The elevated dependence on agriculture for employment and livelihoods — borne out each by the NABARD and PLFS information — in an financial system that has expanded over 1.4 occasions in fixed rupees between 2016-17 and 2023-24, is a paradox requiring some clarification. It could partly must do with the dearth of jobs in manufacturing, which employed solely 11.4% of India’s workforce in 2023-24, down from 12.6% in 2011-12 and 12.1% in 2018-19.

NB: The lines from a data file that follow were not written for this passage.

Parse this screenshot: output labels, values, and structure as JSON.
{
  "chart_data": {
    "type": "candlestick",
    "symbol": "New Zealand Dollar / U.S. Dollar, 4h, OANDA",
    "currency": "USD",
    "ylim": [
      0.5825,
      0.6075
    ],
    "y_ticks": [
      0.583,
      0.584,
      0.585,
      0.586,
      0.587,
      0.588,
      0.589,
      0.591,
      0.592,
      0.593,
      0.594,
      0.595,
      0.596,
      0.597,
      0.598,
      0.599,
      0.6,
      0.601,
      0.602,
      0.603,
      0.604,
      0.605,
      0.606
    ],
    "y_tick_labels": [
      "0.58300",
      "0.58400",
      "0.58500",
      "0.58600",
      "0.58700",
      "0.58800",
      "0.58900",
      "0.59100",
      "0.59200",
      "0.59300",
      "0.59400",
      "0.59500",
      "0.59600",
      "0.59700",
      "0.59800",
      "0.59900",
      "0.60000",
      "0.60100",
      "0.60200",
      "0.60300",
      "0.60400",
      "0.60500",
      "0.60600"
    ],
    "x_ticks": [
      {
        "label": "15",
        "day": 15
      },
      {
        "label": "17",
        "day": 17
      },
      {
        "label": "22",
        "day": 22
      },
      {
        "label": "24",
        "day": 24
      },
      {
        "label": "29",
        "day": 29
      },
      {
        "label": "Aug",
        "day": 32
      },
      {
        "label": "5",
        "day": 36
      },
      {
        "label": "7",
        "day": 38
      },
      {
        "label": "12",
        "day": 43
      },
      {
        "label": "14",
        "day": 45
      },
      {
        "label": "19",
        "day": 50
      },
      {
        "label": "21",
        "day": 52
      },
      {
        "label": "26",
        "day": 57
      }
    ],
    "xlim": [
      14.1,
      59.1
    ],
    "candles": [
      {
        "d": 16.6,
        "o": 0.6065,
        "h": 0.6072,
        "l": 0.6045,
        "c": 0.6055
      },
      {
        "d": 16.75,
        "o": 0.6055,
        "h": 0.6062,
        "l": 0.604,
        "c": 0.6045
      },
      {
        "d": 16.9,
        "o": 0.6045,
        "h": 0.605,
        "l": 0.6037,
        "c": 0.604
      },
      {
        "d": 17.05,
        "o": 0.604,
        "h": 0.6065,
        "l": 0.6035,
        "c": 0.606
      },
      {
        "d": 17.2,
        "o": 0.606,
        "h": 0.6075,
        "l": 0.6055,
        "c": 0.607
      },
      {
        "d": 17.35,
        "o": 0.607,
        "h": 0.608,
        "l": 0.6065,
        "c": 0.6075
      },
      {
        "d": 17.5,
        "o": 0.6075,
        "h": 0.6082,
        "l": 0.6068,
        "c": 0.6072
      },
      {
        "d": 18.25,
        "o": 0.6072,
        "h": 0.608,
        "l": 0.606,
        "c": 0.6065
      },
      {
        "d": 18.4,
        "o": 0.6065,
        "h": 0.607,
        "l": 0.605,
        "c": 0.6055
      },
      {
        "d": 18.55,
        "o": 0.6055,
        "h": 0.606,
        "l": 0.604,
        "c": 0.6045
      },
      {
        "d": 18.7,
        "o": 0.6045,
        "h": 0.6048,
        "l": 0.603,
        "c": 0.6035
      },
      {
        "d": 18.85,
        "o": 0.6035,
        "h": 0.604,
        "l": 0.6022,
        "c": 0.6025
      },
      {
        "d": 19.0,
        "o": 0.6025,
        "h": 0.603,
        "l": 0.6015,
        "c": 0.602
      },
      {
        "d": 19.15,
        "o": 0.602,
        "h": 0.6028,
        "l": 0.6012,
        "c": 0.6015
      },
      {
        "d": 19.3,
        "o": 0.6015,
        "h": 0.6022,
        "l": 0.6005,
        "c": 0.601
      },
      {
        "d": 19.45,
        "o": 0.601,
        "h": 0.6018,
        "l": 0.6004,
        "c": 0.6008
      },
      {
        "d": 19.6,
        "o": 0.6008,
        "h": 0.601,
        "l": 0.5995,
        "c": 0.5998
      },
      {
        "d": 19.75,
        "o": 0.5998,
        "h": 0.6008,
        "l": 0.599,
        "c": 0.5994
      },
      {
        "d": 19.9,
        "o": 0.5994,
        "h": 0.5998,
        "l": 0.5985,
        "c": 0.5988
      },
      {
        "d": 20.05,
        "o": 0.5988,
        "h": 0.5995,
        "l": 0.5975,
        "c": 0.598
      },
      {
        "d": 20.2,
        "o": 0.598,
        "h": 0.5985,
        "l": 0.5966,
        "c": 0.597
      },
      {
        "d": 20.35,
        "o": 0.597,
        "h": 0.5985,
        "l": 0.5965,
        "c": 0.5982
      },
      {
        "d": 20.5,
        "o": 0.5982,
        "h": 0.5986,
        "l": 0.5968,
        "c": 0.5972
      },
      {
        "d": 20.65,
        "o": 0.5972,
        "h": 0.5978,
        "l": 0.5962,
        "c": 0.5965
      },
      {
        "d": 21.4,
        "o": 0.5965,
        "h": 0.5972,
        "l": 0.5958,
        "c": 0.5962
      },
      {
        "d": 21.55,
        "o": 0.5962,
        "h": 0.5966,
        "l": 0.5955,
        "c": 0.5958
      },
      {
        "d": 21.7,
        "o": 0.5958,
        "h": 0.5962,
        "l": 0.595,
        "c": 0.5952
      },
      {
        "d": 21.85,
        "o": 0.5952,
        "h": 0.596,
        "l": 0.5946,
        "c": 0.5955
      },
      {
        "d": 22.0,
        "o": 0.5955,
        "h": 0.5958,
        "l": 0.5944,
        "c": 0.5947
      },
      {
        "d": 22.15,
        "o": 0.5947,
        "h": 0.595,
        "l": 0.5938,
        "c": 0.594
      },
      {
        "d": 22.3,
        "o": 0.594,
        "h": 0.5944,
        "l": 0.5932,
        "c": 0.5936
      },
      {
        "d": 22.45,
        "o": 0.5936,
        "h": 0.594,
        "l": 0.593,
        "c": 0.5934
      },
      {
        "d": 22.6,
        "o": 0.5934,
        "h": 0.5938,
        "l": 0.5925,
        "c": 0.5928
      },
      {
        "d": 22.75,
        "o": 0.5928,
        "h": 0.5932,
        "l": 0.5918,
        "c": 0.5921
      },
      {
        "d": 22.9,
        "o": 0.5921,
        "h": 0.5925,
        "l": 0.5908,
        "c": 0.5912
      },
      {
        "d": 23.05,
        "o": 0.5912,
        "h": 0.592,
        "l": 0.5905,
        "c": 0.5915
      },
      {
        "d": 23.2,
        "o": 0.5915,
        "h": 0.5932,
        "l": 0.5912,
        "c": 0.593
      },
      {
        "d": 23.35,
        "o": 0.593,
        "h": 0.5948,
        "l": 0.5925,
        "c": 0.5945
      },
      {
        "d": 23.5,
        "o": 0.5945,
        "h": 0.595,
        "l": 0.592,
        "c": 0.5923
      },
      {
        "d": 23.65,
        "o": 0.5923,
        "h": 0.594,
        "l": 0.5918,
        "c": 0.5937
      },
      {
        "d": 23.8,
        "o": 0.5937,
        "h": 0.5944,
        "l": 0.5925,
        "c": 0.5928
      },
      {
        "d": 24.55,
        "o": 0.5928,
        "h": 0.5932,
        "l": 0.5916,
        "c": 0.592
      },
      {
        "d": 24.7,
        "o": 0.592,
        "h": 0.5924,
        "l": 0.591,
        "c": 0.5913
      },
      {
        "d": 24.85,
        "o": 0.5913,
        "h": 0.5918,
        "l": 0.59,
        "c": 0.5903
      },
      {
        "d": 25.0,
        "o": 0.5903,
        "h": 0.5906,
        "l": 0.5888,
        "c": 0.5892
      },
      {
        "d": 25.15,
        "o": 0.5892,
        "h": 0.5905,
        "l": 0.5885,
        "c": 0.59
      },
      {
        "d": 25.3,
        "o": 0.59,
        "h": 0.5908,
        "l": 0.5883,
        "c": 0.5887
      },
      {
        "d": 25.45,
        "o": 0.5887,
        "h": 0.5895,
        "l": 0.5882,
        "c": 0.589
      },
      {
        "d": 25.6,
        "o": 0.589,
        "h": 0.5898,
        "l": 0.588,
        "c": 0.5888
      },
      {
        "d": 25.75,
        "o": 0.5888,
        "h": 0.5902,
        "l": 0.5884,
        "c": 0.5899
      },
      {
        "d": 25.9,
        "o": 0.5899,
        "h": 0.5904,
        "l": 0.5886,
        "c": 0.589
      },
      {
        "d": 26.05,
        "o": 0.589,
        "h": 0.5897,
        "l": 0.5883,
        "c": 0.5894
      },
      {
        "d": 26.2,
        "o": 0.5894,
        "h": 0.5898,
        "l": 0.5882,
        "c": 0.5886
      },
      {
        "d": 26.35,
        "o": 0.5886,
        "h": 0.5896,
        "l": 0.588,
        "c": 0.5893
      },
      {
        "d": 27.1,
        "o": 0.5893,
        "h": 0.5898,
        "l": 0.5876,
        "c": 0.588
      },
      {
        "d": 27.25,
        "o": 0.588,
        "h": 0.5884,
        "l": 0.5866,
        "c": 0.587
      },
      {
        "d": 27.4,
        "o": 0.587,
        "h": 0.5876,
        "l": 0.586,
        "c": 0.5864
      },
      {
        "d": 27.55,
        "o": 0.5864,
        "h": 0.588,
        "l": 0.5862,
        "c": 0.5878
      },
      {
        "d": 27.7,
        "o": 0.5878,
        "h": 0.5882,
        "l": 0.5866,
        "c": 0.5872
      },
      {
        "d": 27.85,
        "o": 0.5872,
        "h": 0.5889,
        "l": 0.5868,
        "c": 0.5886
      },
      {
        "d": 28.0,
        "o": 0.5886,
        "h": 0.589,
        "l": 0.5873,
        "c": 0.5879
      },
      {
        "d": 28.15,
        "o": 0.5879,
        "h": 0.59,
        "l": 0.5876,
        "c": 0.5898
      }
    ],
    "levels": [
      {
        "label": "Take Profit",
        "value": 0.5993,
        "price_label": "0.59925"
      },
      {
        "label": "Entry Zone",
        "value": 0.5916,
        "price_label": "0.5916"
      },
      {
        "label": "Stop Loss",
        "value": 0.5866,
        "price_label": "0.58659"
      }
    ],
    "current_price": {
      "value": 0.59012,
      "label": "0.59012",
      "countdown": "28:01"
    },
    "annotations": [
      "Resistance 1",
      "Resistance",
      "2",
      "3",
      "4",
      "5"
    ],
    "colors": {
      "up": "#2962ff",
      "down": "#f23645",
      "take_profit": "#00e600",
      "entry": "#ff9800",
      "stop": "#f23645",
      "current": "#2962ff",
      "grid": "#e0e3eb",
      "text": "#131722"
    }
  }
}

Manufacturing’s share of employment in 2023-24 was even under that of commerce, motels & eating places (12.2%) and building (12%). The motion of surplus labour in agriculture is going on, if in any respect, not from farms to factories. As a substitute, it’s to sectors that are inclined to have fairly related employment traits as agriculture — having low marginal productiveness (output per employee), paying simply above subsistence wages, and largely casual.
As per the PLFS information for 2023-24, the states with the best share of their labour drive employed in agriculture included Chhattisgarh (63.8%), Madhya Pradesh (61.6%), Uttar Pradesh (55.9%), Bihar (54.2%), Himachal Pradesh (54%), Rajasthan (51.1%) and Jharkhand (50%). Among the many ones with comparatively low shares have been Goa (8.1%), Kerala (27%), Punjab (27.2%), Haryana (27.5%), Tamil Nadu (28%) and West Bengal (38.2%).
The explanations for an financial system, whose measurement has grown from $1.82 trillion in 2011 to $2.29 trillion in 2016 and $3.55 trillion in 2023 (World Financial institution information), having to rely extra on agriculture for employment must be a topic of debate amongst economists.